Auf Schloss Burg wurde die Szene aus den Gründerjahren der Konditor-Familie Wild gedreht.

Foto: startrack

Luftige Teige, feine Schokolade, zarte Cremes, frische Früchte, Nüsse, Mandeln und delikate Aromen - das ist für viele der Stoff, aus dem die Träume von süßer Schlemmerei sind. Träume von Erdbeertörtchen, Champagnertrüffel, Apfeltorte oder Käsesahne-Kreationen, die jeder zu einer schönen Kaffeestunde mitten in Wermelskirchen genießen kann - im Café Wild. Für Armin Dhillon ist dieses alteingesessene Café allerdings auch ein Stoff, aus dem Filmeträume entstehen. Und diese hat der Wermelskirchener verwirklicht: Er hat zusammen mit dem Berliner Regisseur Sven Blum einen Film über die Konditor-Kunst made in Wermelskirchen gedreht.

 $ Konditormeister Thomas Wild backt Tortenböden.

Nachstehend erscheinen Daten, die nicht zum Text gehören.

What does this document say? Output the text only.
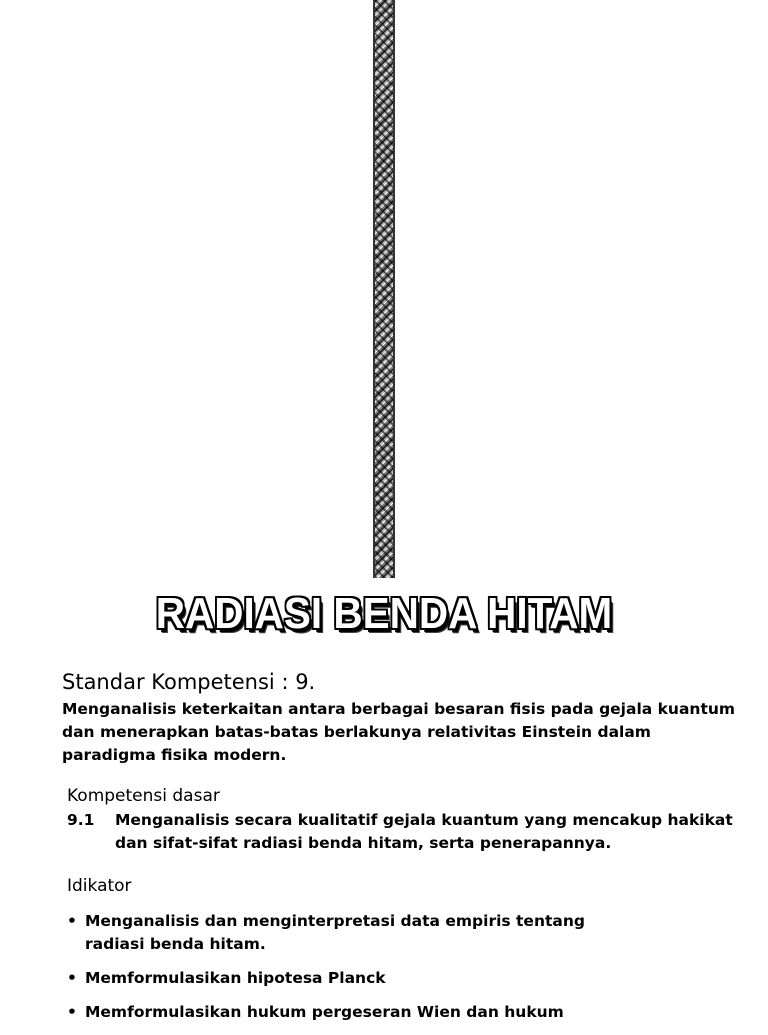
RADIASI BENDA HITAM
Standar Kompetensi : 9.
Menganalisis keterkaitan antara berbagai besaran fisis pada gejala kuantum dan menerapkan batas-batas berlakunya relativitas Einstein dalam paradigma fisika modern.
Kompetensi dasar
9.1	Menganalisis secara kualitatif gejala kuantum yang mencakup hakikat dan sifat-sifat radiasi benda hitam, serta penerapannya.
Idikator
• Menganalisis dan menginterpretasi data empiris tentang radiasi benda hitam.
• Memformulasikan hipotesa Planck
• Memformulasikan hukum pergeseran Wien dan hukum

$ Konditormeister Thomas Wild backt Tortenböden.

Foto: Moll (archiv)

"WILD! Der Film - sechs Generationen Konditor-Kunst im Bergischen Land" heißt die filmische Biografie über die Familie Wild. "Weil ich ansonsten für Auftraggeber aus der Fernseh- und Filmindustrie arbeite, war es für mich verlockend, einmal eine eigene Produktion zu machen", erzählt Dhillon. Die Suche nach einer Beispielfamilie für eine Biografie führte ihn zur Familie Wild. "Der preisgekrönte, heutige Inhaber Thomas Wild hat es verstanden, auch in der sechsten Generation sein Konditor-Handwerk mit bestechender Qualität überregional zu platzieren", beschreibt Dhillon den Anreiz, gerade diese Familiengeschichte zu verfilmen.

"Als mich Armin Dhillon als Gast im Café ansprach und mich fragte, ob er einen Film über unsere Familiengeschichte drehen dürfte, dachte ich zuerst: Wo ist der Haken?", erzählt Thomas Wild, Chef des Cafés. Er habe befürchtet, dass es sich um einen Werbefilm handeln könnte und hohe Kosten auf ihn zukämen. Doch die Skepsis schwand - und die Idee des Filmemachers überzeugte die Familie Wild. Dafür opferte sie so manche Freizeitstunde. Thomas Wild trat für ein Interview vor die Kamera und erzählt von dem Erfolgsrezept einer solch langen Konditor-Tradition in einem hart umkämpften Markt. Auch ein Blick in die Backstube wird gewährt - er offenbart, welchen Wandel das Konditor-Handwerk durchlaufen hat. "Sahnetorten werden erst seit Einführung von Kühlanlagen verkauft", nennt Wild ein Beispiel. Und ausgefallene Zutaten bestellt er heutzutage einfach im Internet.

Um die Epochen der Konditorei darzustellen, ist Armin Dhillon tief in die Stadtgeschichte eingetaucht. Dokumente wurden ausgewertet, in Archiven wurde mit Hilfe der Familie Wild nach alten Rezepten gesucht. Die Zeitreise führt in die Ära nach Napoleon: 1830 hat Johann Conrad Wild das Geschäft in der Kölner Straße gegründet und mit seiner Frau Lisette aufgebaut. Die Zutatenlisten waren kleiner und bescheidener - alles war pure Handarbeit. Für eine Filmszene wurden sogar Kuchen nach alter Rezeptur gebacken. "Es gab Butter, Eier, Mehl und Zucker. Konditoren waren Zuckerbäcker, die als Hoflieferanten arbeiteten. Das gemeine Volk konnte sich das nicht leisten ", sagt Thomas Wild. Bonbons wurden gefertigt und ein sogenannter Spießkuchen, der Vorläufer des heutigen Baumkuchens, gebacken.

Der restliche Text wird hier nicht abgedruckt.